Industry urged to challenge agencies on outsourcing

A senior federal official today encouraged industry to investigate and question how agencies determine what government jobs can be contracted out to the private sector, reinforcing the Clinton administration's commitment to a new procurement reform law.

A senior federal official today encouraged industry to investigate and question how agencies determine what government jobs can be contracted out to the private sector, reinforcing the Clinton administration's commitment to a new procurement reform law.

The new law, the Federal Activities Inventory Reform Act, requires federal agencies to compile lists of government jobs or functions that might be good candidates for outsourcing. The act does not, however, force agencies to contract out such functions. Rather, it allows them to determine on their own which job categories can be contracted out and which jobs are "inherently governmental" and not suitable for outsourcing. The act also allows industry to challenge any agency's decision.
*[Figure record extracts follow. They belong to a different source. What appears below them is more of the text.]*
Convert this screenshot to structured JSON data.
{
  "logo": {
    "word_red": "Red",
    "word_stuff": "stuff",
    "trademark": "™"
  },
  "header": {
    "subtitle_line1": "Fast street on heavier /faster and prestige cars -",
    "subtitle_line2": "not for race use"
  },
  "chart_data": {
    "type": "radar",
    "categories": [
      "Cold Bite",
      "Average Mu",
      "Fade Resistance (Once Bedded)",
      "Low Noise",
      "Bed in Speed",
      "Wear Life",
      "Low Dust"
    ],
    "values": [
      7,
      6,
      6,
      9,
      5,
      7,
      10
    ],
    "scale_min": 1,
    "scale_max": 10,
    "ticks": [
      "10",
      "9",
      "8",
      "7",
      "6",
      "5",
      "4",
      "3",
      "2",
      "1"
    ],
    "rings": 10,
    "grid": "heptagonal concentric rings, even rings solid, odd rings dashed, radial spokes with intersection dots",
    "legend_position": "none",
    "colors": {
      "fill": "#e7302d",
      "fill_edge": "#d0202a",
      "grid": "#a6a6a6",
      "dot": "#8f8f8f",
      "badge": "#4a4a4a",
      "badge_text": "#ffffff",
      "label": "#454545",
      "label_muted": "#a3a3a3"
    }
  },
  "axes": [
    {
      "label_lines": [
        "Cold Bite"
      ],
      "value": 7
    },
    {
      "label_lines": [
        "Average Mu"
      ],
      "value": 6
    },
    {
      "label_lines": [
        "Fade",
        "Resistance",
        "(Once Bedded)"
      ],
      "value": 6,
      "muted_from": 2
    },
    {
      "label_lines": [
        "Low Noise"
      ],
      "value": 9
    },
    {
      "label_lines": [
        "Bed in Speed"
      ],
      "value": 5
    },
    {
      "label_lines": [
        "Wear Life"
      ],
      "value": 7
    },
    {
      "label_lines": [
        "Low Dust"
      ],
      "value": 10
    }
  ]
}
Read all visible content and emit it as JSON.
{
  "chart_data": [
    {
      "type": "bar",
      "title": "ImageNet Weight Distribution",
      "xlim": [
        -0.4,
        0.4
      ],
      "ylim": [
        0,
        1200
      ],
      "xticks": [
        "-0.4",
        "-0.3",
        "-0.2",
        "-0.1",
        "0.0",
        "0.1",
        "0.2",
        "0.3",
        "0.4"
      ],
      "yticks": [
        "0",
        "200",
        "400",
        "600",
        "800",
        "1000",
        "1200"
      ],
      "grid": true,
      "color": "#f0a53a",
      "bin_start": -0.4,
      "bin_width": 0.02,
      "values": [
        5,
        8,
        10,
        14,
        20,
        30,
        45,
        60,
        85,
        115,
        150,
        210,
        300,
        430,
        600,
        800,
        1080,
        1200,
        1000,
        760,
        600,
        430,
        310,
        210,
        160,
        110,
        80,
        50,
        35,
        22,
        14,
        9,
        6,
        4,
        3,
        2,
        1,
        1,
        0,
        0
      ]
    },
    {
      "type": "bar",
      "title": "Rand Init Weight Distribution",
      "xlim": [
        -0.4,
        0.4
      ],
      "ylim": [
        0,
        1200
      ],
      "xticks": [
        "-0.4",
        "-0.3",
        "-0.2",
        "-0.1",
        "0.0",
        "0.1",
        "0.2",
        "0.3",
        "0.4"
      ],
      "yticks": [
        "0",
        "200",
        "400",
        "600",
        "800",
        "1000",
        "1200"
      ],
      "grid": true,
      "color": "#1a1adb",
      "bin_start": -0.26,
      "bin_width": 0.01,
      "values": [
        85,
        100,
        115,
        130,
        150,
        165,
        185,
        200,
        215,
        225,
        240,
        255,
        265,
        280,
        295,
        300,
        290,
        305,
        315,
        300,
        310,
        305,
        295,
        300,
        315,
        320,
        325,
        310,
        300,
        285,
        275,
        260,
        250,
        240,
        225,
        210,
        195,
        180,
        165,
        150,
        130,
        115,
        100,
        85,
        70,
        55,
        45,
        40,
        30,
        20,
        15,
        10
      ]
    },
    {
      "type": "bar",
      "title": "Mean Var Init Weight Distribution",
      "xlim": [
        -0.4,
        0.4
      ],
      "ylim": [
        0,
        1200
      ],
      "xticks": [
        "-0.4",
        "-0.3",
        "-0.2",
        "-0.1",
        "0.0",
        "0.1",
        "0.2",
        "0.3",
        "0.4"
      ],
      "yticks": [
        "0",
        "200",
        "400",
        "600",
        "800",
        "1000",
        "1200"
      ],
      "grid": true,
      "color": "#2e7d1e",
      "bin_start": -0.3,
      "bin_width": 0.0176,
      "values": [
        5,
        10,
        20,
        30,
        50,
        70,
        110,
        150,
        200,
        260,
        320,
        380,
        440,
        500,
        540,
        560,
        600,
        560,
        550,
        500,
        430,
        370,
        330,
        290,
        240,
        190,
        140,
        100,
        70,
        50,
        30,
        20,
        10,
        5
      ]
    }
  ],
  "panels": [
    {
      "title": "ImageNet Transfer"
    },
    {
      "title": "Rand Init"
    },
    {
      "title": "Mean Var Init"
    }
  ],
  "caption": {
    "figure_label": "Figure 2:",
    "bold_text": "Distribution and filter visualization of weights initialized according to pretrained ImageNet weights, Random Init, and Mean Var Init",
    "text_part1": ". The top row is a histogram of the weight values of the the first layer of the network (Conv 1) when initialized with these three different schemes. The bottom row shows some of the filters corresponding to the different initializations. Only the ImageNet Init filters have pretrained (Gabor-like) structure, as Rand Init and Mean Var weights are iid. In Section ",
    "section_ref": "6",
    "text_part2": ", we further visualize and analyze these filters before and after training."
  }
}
"You need to understand that [the Office of Management and Budget] is taking the FAIR Act very seriously," said Dave Childs, senior program examiner at OMB. Childs spoke today at a breakfast sponsored by Federal Sources Inc., a consulting firm specializing in federal information technology procurement. "Some of [the agency inventories of activities] are good [and] some of them are really bad," he said. "We have returned agency inventories. We have said no."

Childs encouraged industry to raise questions for agencies and investigate their activity inventories, which list thousands of jobs performed by federal employees. "I can't police 1.3 million employees," Childs said. "You've got to challenge these inventories."

Childs' call to industry, however, comes on the heels of criticism that the Clinton administration, particularly OMB, has not taken the FAIR Act seriously. Criticism of OMB's approach climaxed late last month when about 50 agencies released a motley array of separate inventories in various formats.

"This is the absolute minimalist approach, and it does not vest in the Executive Office of the President or OMB the kind of high-level stewardship that we believe the act clearly intended," Bert Concklin, president of the Professional Services Council, told Federal Computer Week last month. Concklin's association includes government contractors whose members come largely from the IT industry.

Members of Congress also criticized federal agencies' adherence to the FAIR Act. "The lists were not released in a spirit of openness for fair government competition and did not use the technology readily available to make the process of getting the lists manageable," said Rep. Pete Sessions (R-Texas) last month in a letter to OMB Director Jacob Lew. "In trying to get the list of activities available for each of the 50 [agencies] released, my staff ran into wrong numbers, obstinate staff and even agencies that said they had not prepared the lists yet."